The economist John Kenneth Galbraith served at the time as deputy head of the Office of Price Administration with a staff of some sixteen thousand employees. Before becoming president of the American Economic Association in 1972, Galbraith wrote a book on price-control policies, and in the 1970s during a period of economic stagflation, he again advocated them. All Western economists are not, then, opposed to price-control policies. It is just that in the last forty years, the ideas of the Chicago School of market fundamentalists had so much influence that no one remembered that price control is a good strategy for regulating a market economy. In France right up to the 1980s, 40 percent of economic activity was still regulated by price controls.

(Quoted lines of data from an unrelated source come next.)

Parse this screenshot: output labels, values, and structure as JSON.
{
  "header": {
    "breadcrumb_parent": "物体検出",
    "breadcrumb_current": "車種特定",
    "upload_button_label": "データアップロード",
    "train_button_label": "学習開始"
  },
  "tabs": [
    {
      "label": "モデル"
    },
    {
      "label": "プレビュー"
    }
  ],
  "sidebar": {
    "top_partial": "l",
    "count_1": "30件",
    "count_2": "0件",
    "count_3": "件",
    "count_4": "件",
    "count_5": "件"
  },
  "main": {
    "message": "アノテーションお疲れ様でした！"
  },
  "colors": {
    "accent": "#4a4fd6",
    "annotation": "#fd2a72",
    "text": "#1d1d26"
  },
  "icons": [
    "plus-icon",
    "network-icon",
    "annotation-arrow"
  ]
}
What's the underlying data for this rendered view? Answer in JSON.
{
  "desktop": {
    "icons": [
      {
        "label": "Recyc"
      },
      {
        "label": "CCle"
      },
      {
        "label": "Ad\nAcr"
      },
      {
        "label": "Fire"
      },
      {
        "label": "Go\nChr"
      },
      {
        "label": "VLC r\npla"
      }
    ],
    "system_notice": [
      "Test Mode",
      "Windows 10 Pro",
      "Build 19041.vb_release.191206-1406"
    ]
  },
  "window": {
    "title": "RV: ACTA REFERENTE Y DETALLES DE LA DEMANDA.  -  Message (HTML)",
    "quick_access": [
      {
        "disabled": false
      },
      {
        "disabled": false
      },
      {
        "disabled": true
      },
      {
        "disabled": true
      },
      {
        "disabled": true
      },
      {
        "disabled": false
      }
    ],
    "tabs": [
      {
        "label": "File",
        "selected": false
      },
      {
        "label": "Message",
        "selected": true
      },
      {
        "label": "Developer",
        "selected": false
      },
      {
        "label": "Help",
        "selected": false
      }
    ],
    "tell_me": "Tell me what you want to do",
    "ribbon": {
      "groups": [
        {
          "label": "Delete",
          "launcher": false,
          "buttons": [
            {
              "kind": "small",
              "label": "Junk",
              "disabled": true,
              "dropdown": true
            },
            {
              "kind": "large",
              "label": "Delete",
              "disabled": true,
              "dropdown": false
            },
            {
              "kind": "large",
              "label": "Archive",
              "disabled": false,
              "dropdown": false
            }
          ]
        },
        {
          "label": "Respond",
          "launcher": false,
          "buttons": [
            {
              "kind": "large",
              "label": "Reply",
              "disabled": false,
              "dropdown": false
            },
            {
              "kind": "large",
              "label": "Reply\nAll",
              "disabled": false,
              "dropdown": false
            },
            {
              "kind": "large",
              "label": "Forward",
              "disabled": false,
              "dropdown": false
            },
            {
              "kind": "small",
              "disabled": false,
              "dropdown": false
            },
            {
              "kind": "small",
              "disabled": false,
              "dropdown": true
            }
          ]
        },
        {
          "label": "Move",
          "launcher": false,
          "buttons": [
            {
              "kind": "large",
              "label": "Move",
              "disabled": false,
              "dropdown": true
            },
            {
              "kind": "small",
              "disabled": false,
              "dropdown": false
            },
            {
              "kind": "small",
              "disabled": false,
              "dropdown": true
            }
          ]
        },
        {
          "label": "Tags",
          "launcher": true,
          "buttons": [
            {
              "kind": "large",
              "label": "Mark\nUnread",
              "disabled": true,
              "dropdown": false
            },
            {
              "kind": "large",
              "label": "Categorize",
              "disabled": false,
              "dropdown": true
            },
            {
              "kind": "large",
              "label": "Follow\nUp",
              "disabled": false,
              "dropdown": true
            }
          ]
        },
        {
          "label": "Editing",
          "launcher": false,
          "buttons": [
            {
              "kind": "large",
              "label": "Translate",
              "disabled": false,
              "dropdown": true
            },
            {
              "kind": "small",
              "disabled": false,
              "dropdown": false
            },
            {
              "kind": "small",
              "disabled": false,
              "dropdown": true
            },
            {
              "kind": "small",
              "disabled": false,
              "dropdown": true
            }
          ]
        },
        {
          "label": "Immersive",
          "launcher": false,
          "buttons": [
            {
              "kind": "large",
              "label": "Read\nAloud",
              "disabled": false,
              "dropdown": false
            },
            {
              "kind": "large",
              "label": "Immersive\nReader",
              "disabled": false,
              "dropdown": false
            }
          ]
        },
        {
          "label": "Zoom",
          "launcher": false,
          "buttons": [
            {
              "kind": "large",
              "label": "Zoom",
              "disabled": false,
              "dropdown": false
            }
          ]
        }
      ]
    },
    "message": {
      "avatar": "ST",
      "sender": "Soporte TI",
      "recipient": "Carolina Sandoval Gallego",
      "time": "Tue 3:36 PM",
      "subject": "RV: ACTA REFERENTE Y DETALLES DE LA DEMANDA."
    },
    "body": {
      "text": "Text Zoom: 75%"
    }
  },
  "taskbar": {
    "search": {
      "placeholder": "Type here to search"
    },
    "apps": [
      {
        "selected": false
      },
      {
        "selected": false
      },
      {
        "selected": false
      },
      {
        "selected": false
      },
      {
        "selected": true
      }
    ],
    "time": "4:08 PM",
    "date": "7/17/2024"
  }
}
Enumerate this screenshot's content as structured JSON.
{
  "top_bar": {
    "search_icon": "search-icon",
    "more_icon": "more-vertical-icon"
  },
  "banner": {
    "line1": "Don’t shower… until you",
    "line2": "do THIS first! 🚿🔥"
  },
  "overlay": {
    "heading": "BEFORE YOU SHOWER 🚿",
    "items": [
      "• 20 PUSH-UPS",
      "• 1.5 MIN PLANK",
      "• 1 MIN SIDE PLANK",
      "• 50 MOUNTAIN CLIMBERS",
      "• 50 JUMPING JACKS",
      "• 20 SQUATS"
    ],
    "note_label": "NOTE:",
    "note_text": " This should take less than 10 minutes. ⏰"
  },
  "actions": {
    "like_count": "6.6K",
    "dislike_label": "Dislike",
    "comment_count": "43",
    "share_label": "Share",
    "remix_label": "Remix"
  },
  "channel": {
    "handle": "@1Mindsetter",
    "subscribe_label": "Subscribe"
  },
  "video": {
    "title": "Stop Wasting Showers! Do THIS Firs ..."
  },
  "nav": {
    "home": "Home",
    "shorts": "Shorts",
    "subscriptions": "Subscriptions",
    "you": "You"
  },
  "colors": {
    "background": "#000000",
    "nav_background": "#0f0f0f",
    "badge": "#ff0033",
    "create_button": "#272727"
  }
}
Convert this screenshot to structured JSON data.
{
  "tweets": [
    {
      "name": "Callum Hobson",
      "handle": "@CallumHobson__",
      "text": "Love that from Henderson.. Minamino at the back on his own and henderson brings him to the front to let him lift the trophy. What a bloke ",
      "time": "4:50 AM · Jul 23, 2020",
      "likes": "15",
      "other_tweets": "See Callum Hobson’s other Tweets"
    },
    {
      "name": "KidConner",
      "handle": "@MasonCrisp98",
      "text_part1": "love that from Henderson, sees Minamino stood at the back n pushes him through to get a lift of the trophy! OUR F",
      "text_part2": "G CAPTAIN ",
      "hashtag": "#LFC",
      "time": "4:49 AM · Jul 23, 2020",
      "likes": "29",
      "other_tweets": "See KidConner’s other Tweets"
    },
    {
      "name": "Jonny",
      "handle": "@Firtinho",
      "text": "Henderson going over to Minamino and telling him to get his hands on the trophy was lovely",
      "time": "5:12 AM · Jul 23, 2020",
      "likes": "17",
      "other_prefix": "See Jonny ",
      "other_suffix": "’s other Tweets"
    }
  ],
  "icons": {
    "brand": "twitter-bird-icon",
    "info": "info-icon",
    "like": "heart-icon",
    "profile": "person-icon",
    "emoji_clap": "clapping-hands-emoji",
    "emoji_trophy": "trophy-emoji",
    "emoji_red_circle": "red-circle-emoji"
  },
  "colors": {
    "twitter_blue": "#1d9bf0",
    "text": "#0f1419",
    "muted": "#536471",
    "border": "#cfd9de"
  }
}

This was the breakthrough He Dongsheng had made in his understanding of economics. After that, he combined his new knowledge with China’s actual circumstances and tried to sell his ideas to his other comrades. Fortunately, many Chinese officials had just emerged from the socialist command economy, and were willing, on the surface at least, to accept a market economy. In their heart of hearts, however, they were elated to hear about price-control policies. In a period of economic transition, price controls were actually a necessity; they would assist the market, and save this newly emerged market from self-destruction, but would not usurp the functions of a mature market economy.
None of the officials in He Dongsheng’s Price Control Group were dyed-in-the-wool ideologues. The core members of the group were technocrats in their fifties who had accumulated the price-control experience of thirty years of Reform and Openness. They had recruited a large number of the best students of statistics and econometrics from China’s premier universities to set up a database and develop software for a nationwide network of a kind not available in an earlier age of planned economy. This made it possible for producers and consumers throughout the world to go online and locate the most up-to-date price-control information.
Price controls make real prices transparent. They are intended to allow businesspeople to make money and encourage them to produce, but prevent them from entertaining ideas of speculation, hoarding, and profiteering.
What should be regulated, what should not be regulated, and what is the influence on supply and demand?